In 1372, du Puy, already abbot of Marmoutier (abate di Monmaggiore) with the diocese of Tours, France, was named Governor of Perugia and Apostolic Nuncio to Tuscany.

Immediately after these appointments, du Puy corresponded with Catharine of Siena on behalf of Gregory XI, and perhaps under the name of Gregory XI. As nuncio, du Puy came into conflict with Florence for supporting the claims of the Salimbeni nobles in Siena. du Puy's support of the Salimbeni also caused hostility toward Perugians in Siena.

==War of the Eight Saints==
Gregory XI made him cardinal-priest on 20 December 1375, with the title of S. Clemente. Du Puy was the fifth and last relative that Gregory XI created cardinal, after Jean de Murat de Cros (elevated 30 May 1371) and Pierre de la Jugié (elevated 20 December 1375).

He was the abbot of Mormoutier and the papal governor of Perugia during the War of the Eight Saints. He crushed a peasant uprising in 1371 and constructed a citadel on Sole Hill described by contemporary chroniclers as "the finest fortress in Italy", which took three and a half years to build. Circa 1373, du Puy destroyed the three papal tombs in the Perugia Cathedral (of Pope Innocent III, Pope Urban IV, and Pope Martin IV). As governor, du Puy also looted the construction site of the new Duomo, demolished the ancient campanile and the chapel of St. John the Baptist, all for construction material for his Fortezza di Porte Sole linked to the Palazzo dei Priori.

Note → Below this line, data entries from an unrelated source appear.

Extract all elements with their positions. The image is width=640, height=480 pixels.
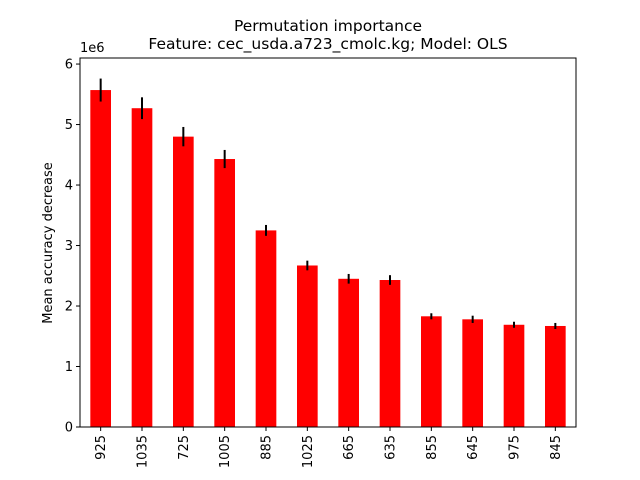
bar-665 (338, 278, 359, 427)
x-tick-label: 975 (508, 435, 523, 460)
y-ticks-group: 0 1 2 3 4 5 6 (65, 58, 80, 436)
x-tick-label: 665 (342, 435, 357, 460)
bar-855 (421, 316, 442, 427)
y-offset-label: 1e6 (80, 41, 105, 56)
y-tick-label: 6 (65, 58, 73, 73)
x-ticks-group: 925 1035 725 1005 885 1025 665 635 855 645 975 845 (94, 427, 564, 468)
chart-subtitle: Feature: cec_usda.a723_cmolc.kg; Model: … (148, 35, 507, 54)
bar-1005 (214, 159, 235, 428)
chart-title: Permutation importance (234, 17, 422, 35)
bar-975 (503, 324, 525, 427)
y-tick-label: 0 (65, 421, 73, 436)
x-tick-label: 635 (384, 435, 399, 460)
x-tick-label: 645 (466, 435, 481, 460)
bar-1025 (297, 265, 318, 427)
x-tick-label: 885 (260, 435, 275, 460)
errorbars-group (99, 78, 557, 330)
bar-845 (545, 325, 566, 427)
x-tick-label: 925 (94, 435, 109, 460)
bars-group (90, 90, 566, 428)
bar-725 (173, 136, 194, 427)
x-tick-label: 1025 (301, 435, 316, 468)
y-tick-label: 4 (65, 179, 73, 194)
y-axis-label: Mean accuracy decrease (41, 162, 56, 324)
x-tick-label: 1005 (218, 435, 233, 468)
bar-885 (255, 230, 277, 427)
x-tick-label: 845 (549, 435, 564, 460)
x-tick-label: 855 (425, 435, 440, 460)
bar-635 (379, 280, 401, 427)
y-tick-label: 2 (65, 300, 73, 315)
y-tick-label: 5 (65, 118, 73, 133)
bar-645 (462, 319, 483, 427)
x-tick-label: 725 (177, 435, 192, 460)
bar-925 (90, 90, 111, 427)
plot-frame (79, 57, 577, 428)
x-tick-label: 1035 (136, 435, 151, 468)
bar-1035 (131, 108, 153, 428)
y-tick-label: 3 (65, 239, 73, 254)
y-tick-label: 1 (65, 360, 73, 375)
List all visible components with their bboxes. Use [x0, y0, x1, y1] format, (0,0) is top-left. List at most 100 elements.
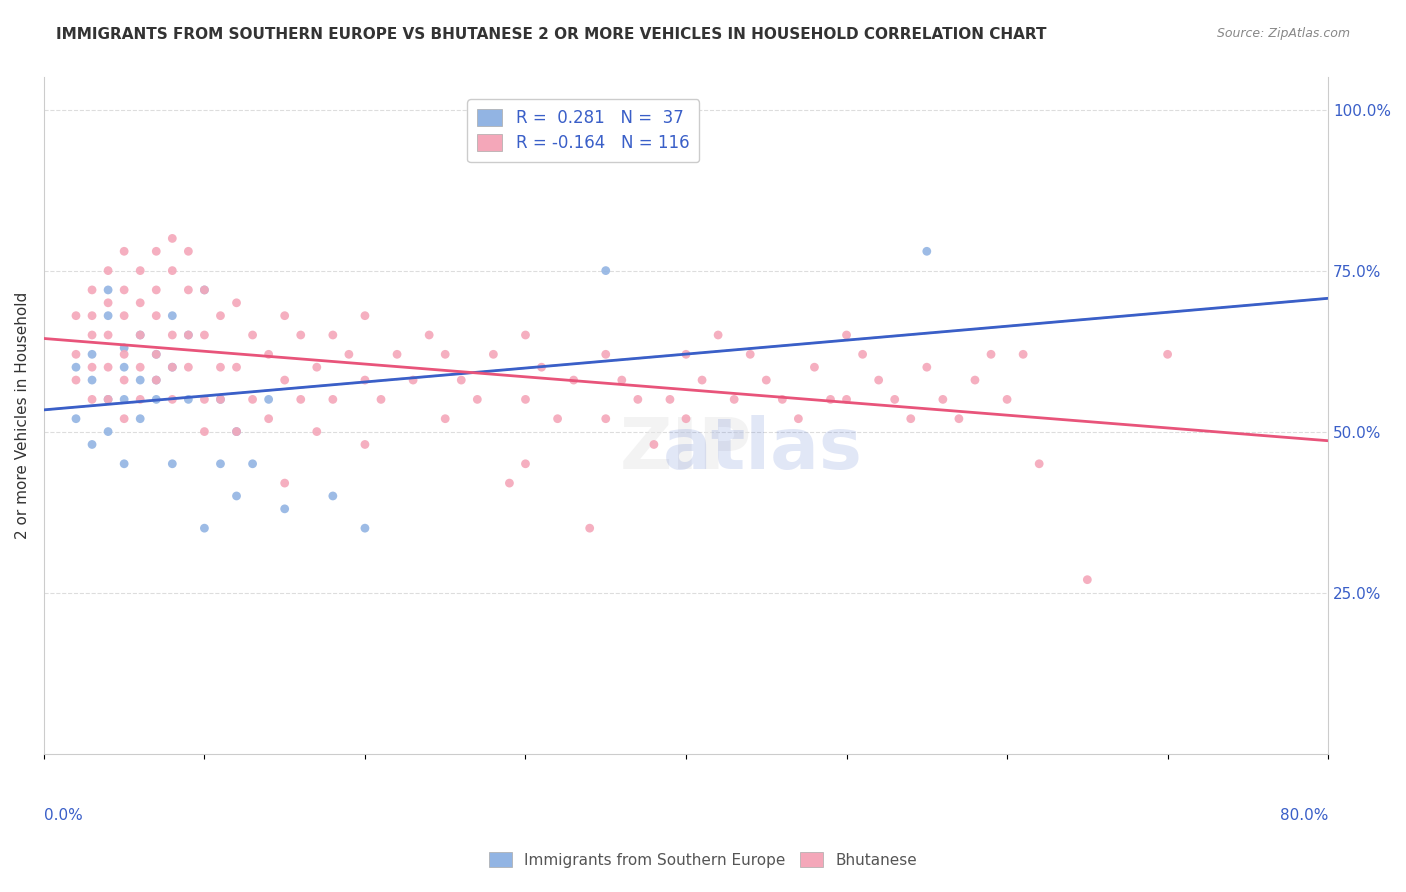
Point: [787, 411, 810, 425]
Point: [193, 521, 215, 535]
Point: [193, 283, 215, 297]
Text: atlas: atlas: [664, 415, 863, 483]
Point: [112, 341, 135, 355]
Point: [803, 360, 825, 375]
Point: [129, 392, 152, 407]
Point: [932, 392, 955, 407]
Point: [305, 360, 328, 375]
Point: [97, 263, 120, 277]
Point: [97, 328, 120, 343]
Point: [97, 360, 120, 375]
Point: [177, 360, 200, 375]
Point: [80, 373, 103, 387]
Point: [273, 373, 295, 387]
Point: [1028, 457, 1050, 471]
Point: [112, 373, 135, 387]
Point: [562, 373, 585, 387]
Text: ZIP: ZIP: [620, 415, 752, 483]
Point: [225, 489, 247, 503]
Point: [948, 411, 970, 425]
Point: [209, 392, 232, 407]
Point: [273, 309, 295, 323]
Point: [852, 347, 875, 361]
Point: [209, 360, 232, 375]
Point: [129, 328, 152, 343]
Point: [595, 347, 617, 361]
Point: [610, 373, 633, 387]
Point: [177, 283, 200, 297]
Point: [1012, 347, 1035, 361]
Point: [162, 309, 184, 323]
Point: [354, 373, 377, 387]
Point: [162, 392, 184, 407]
Point: [530, 360, 553, 375]
Point: [129, 263, 152, 277]
Text: 80.0%: 80.0%: [1279, 807, 1329, 822]
Point: [465, 392, 488, 407]
Point: [129, 411, 152, 425]
Point: [145, 347, 167, 361]
Point: [80, 392, 103, 407]
Point: [273, 501, 295, 516]
Point: [305, 425, 328, 439]
Point: [385, 347, 408, 361]
Point: [65, 347, 87, 361]
Point: [242, 457, 264, 471]
Point: [434, 411, 457, 425]
Point: [145, 373, 167, 387]
Point: [659, 392, 682, 407]
Text: Source: ZipAtlas.com: Source: ZipAtlas.com: [1216, 27, 1350, 40]
Point: [434, 347, 457, 361]
Point: [209, 392, 232, 407]
Point: [1076, 573, 1098, 587]
Point: [112, 244, 135, 259]
Point: [322, 392, 344, 407]
Point: [995, 392, 1018, 407]
Point: [242, 392, 264, 407]
Point: [177, 244, 200, 259]
Point: [498, 476, 520, 491]
Point: [80, 347, 103, 361]
Point: [242, 328, 264, 343]
Point: [915, 244, 938, 259]
Point: [80, 360, 103, 375]
Point: [97, 295, 120, 310]
Point: [482, 347, 505, 361]
Point: [900, 411, 922, 425]
Point: [97, 425, 120, 439]
Point: [193, 328, 215, 343]
Point: [193, 425, 215, 439]
Point: [145, 244, 167, 259]
Point: [225, 425, 247, 439]
Point: [209, 309, 232, 323]
Point: [193, 283, 215, 297]
Point: [162, 231, 184, 245]
Point: [354, 437, 377, 451]
Text: IMMIGRANTS FROM SOUTHERN EUROPE VS BHUTANESE 2 OR MORE VEHICLES IN HOUSEHOLD COR: IMMIGRANTS FROM SOUTHERN EUROPE VS BHUTA…: [56, 27, 1046, 42]
Point: [65, 309, 87, 323]
Point: [225, 425, 247, 439]
Legend: Immigrants from Southern Europe, Bhutanese: Immigrants from Southern Europe, Bhutane…: [481, 844, 925, 875]
Point: [740, 347, 762, 361]
Point: [354, 521, 377, 535]
Point: [915, 360, 938, 375]
Point: [257, 392, 280, 407]
Point: [770, 392, 793, 407]
Point: [273, 476, 295, 491]
Point: [225, 360, 247, 375]
Point: [980, 347, 1002, 361]
Text: 0.0%: 0.0%: [44, 807, 83, 822]
Point: [97, 392, 120, 407]
Point: [337, 347, 360, 361]
Point: [257, 347, 280, 361]
Point: [290, 328, 312, 343]
Point: [129, 373, 152, 387]
Point: [723, 392, 745, 407]
Point: [162, 263, 184, 277]
Point: [643, 437, 665, 451]
Point: [80, 437, 103, 451]
Point: [418, 328, 440, 343]
Point: [97, 309, 120, 323]
Point: [370, 392, 392, 407]
Point: [515, 328, 537, 343]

He was expelled by a popular uprising in 1375, and his fortification of Porta Sole was razed to the ground. He had been forced to retreat to the citadel (guarded by Bernard de La Salle) along with his military entourage led by William Gold, who had been sent ahead by condottiere John Hawkwood, after crowds gathered in the town chanting "death to the abbot and the pastors of the church."

Hawkwood waited outside Perugia and camped across the Ponte di San Giovanni with 300 lances while the citizens of Perugia plowed up the roads leading to the citadel and bombarded it with a trebuchet, built by Florentine craftsman Domenico Bonintende, nicknamed cacciaprete (the "priest chaser"), which was said to throw fifteen hundred pound stones, according to local sources, as well as excrement and live animals. Du Puy surrendered on 22 December 1375 and was handed over to Hawkwood's custody on the day after Christmas, only to be escourted to Cesena as prisoner where he was left in the custody of Galeotto I Malatesta, the lord of Rimini. Hawkwood leveraged du Puy to receive 130,000 florins in backpay from the pope.

==Later life==
After the death of his uncle, Gregory XI, on 26 March 1378, du Puy participated in the papal conclave from 7–9 April 1378 that elected Pope Urban VI, but was among the cardinals—mostly French, but also some Italian—who left the court of Urban VI for Anagni, then Fondi, and then on 20 September 1378, elected Robert of Geneva as Clement VII. Du Puy remained in the allegiance of Avignon Pope Clement VII until his death on 14 February 1389.